Por fazer alusões críticas a Estaline em correspondência a um amigo sofreu oito anos num dos referidos campos de trabalhos forçados. O que viveu e testemunhou levou-o a escrever «O Arquipélago Gulag». Arquipélago porque a União Soviética tinha mais de 100 locais onde acontecia a repressão.

Desiludido do marxismo-leninismo, aos 30 anos regressou à experiência de fé, que o acompanhou na infância, passados 20 anos de ausência de prática cristã.

Exilado nos Estados Unidos da América do Norte durante vinte anos, regressou à Rússia em 27 de maio de 1994. Faleceu em Moscovo em 3 de agosto de 2008.

Como escritor de renome internacional foram-lhe atribuídos o Nobel da Literatura em 1970 e em 1983 o Prémio Templeton, um prémio similar ao Nobel para a religião que distingue a dimensão religiosa na vida.

2. Em maio de 1983, no discurso de aceitação do prémio Templeton, declarou: “Mais de meio século atrás, quando eu ainda era uma criança, lembro-me de ouvir um número de pessoas mais velhas oferecerem a seguinte explicação para os grandes desastres que se abateram sobre a Rússia: ‘Os homens esqueceram-se de Deus; é por isso que tudo isso aconteceu’.

Desde então, tenho passado quase 50 anos a estudar a história da nossa revolução. Durante esse processo li centenas de livros, colecionei centenas de testemunhos pessoais e contribuí com oito volumes de minha própria lavra no esforço de transpor o entulho deixado por aquele levante.

Mas se hoje me pedissem para formular da maneira mais concisa possível a causa principal da perniciosa revolução que deu cabo de mais de 60 milhões de compatriotas, não poderia fazê-lo de modo mais preciso do que repetir: ‘Os homens esqueceram-se de Deus; é por isso que tudo isso aconteceu'”.

3. Ao contrário do que às vezes se ouve, as tragédias que enlutaram a humanidade não foram castigo de Deus, mas, penso, consequência do esquecimento de Deus.

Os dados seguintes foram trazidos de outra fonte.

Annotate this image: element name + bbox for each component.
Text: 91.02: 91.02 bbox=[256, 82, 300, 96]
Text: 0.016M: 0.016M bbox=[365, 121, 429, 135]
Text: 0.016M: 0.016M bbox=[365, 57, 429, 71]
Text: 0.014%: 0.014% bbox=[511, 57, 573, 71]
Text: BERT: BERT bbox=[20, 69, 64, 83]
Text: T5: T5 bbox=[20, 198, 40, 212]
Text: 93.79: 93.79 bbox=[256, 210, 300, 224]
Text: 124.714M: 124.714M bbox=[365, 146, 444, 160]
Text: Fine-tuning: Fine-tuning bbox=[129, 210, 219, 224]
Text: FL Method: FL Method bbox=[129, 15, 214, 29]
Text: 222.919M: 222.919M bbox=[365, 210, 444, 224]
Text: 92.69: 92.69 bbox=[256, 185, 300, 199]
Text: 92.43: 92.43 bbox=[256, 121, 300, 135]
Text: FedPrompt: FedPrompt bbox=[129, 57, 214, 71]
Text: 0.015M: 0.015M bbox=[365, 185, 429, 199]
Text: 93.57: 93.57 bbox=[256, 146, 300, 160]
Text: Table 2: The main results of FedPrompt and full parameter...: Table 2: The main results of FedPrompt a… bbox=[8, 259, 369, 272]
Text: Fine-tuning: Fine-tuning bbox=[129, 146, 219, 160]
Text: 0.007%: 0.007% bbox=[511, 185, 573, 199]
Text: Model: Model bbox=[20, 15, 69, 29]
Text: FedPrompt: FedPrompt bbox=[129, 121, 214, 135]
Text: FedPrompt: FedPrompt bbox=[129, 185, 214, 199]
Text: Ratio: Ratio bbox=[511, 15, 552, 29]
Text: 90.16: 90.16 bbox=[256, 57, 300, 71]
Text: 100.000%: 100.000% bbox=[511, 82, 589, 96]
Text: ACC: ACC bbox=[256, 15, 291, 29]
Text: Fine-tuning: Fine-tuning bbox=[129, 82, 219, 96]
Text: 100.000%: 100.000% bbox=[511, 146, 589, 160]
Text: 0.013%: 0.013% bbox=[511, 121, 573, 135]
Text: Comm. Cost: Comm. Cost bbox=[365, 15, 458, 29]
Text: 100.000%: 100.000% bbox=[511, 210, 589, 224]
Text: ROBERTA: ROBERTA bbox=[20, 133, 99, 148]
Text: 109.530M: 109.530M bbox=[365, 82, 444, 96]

Do mau uso da liberdade dos homens. Do abandono do Deus-Amor. Porque é isso o que Deus é: amor. Lembrou-o há pouco o Papa Francisco na sua viagem ao Iraque. É blasfemo invocar o nome de Deus para justificar qualquer forma de violência.

O livro do Génesis diz que Deus criou o par humano e colocou-o num jardim. Era vontade de Deus que o homem aí permanecesse, para o que devia cumprir certas regras. O homem transgrediu-as, quis ser dono de si mesmo, e lá se foi o jardim. Fez de si um Pedro Sem, como se lê num lindo poema de Miguel Torga (Lamentação). Algo semelhante ao que acontece hoje com o desrespeito pela Natureza.

4. Vivemos numa sociedade que põe Deus de lado. E a sociedade sem Deus, a história o demonstra, é uma sociedade contra o homem. É a sociedade dos campos de concentração e trabalhos foçados, quer se chamem Auschwitz Birkenau quer Gulag. É a sociedade do salve-se quem puder e do vale tudo para atingir os fins. Da exploração do homem pelo homem. Da «justiça» que discrimina os ricos dos pobres. Das várias formas de corrupção. Das prisões arbitrárias. Do predomínio do mais forte. Dos senhores e dos escravos. Do deus-lucro e do homem-máquina.

É imperioso o regresso a Deus. Ao Deus-Amor, que a outro não presto culto.